D’où vient une pensée ? Sa conception et sa mise au monde résultent de notre réaction à ce qui n’est pas nous. Toute la responsabilité de l’idéation nous incombe, parce que nous ripostons machinalement et mentalement aux événements et aux choses du monde extérieur. Prenons un exemple. Je contemple une fleur. Regarder n’est pas penser.
Si je continue de regarder, sans plus, mon mental reste vierge. Mais si je réagis en disant: «Quelle jolie fleur !» une pensée s’interpose entre la fleur et moi. Par contre, si je vibre et réponds sans «réagir», si je m’absorbe dans la contemplation, je vis la beauté de la fleur et jouis d’elle en gardant un esprit immaculé, vide. Hélas ! Nous sommes incapables de vivre sans verbalisation. Le processus qui consiste à enfermer une expérience vivante dans des symboles, des mots, est la source des pensées.
Cette réaction devenue mécanique, cette habitude de réduire un vécu à des paroles, étouffe le réel et tue la fusion, la vision sous une avalanche d’interprétations. Le vrai est éliminé, l’éblouissement est refoulé, il ne nous reste que des mots, des débris à la dérive dans notre esprit. Nos pensées ne sont que des phrases et elles ont la vie brève. Pour ne pas être à court, nous transposons immédiatement toute nouvelle expérience en pensées, en mots, tout au long de notre vie. Sous ce déluge de paroles, dans ce vacarme mental, nous perdons conscience de notre propre réalité. Comment renoncer à cette drogue, à cette manie de scléroser la vie à grand renfort de langage ? Il faut maîtriser la genèse des pensées. Soyez attentifs, essayez de comprendre, je vous en prie.
Je vous regarde. Qu’arrivera-t-il si je continue de vous contempler sans rien transposer en paroles ?

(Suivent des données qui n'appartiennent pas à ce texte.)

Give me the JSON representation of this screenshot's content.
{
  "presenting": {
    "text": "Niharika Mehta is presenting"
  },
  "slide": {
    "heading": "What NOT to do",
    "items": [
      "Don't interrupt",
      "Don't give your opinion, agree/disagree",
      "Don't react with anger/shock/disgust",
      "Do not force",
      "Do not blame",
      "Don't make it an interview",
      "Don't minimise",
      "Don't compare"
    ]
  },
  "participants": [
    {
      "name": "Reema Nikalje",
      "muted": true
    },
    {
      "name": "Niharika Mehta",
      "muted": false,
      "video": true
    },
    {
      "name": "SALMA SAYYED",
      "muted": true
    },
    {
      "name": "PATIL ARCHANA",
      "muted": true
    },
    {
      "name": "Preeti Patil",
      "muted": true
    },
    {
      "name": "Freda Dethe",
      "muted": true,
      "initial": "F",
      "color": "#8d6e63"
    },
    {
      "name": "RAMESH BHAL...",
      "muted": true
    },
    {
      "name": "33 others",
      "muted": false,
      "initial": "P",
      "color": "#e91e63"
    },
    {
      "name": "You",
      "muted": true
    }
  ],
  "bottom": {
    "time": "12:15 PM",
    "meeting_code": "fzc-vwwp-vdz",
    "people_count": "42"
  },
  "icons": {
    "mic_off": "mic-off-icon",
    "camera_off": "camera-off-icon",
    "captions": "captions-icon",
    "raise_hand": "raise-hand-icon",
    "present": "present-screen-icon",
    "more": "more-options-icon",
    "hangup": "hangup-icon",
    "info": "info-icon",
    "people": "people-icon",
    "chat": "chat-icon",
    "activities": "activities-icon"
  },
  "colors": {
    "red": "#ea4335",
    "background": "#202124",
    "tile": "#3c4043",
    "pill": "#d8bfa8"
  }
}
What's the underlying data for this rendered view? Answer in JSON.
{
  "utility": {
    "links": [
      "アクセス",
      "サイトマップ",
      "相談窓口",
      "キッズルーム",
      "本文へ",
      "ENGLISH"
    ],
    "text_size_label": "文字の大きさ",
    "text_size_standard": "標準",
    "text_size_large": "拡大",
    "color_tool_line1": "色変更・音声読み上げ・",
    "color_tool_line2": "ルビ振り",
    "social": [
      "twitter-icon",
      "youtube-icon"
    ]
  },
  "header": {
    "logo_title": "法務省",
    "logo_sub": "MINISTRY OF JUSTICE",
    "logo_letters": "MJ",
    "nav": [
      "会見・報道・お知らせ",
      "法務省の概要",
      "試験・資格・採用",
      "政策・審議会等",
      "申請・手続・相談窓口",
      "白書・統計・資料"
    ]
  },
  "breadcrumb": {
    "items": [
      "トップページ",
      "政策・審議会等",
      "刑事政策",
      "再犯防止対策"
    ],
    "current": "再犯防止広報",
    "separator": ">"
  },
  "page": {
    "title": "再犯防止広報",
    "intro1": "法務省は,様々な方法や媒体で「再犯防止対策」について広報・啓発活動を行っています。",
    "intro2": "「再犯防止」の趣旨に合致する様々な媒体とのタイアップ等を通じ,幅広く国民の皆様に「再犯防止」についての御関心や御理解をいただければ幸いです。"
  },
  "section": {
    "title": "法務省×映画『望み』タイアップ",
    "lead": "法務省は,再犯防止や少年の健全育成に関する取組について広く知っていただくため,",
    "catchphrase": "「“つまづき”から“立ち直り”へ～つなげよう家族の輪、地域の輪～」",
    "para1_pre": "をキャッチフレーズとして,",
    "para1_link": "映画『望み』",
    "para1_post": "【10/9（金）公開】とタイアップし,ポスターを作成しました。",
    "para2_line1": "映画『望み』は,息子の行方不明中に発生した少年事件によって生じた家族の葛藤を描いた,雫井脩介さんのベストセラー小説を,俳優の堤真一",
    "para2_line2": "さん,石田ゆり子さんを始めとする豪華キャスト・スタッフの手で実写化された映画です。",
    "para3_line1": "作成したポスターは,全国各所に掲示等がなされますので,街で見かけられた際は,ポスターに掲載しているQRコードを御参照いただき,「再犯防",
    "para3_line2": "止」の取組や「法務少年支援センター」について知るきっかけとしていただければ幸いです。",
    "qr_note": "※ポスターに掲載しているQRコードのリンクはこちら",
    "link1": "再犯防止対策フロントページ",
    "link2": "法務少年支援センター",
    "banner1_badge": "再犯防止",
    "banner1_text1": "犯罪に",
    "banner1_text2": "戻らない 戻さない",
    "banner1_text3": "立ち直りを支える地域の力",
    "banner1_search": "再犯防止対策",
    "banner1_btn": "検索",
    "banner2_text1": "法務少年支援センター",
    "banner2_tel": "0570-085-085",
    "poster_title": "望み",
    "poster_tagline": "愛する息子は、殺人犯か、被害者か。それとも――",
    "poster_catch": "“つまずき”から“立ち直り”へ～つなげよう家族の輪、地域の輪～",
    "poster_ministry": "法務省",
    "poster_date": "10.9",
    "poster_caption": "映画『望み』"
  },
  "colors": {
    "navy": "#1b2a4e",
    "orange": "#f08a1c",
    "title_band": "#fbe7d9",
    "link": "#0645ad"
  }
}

Cela dépasse ce que vous pouvez imaginer de plus extraordinaire au niveau de conscience qui est le vôtre. La mutation est indescriptible, au plein sens du terme : elle se bloque dès que vous lui attribuez une étiquette, dès que vous essayez de la «penser». Quand je vous regarde sans paroles, donc sans la moindre réflexion sur ce que je suis en train de vivre, je constate qu’une grâce divine ineffable se déverse sur moi et que ce vide immaculé se propage dans toutes les directions. Lorsque la parole cesse de la limiter et de la défigurer, la conscience change de cap et je distingue peu à peu, en plus des hommes et des femmes que vous êtes, la lumière qui est notre source à tous. Comme si je m’éveillais d’un rêve, comme si mon esprit se déployait dans une clarté et une paix infinies.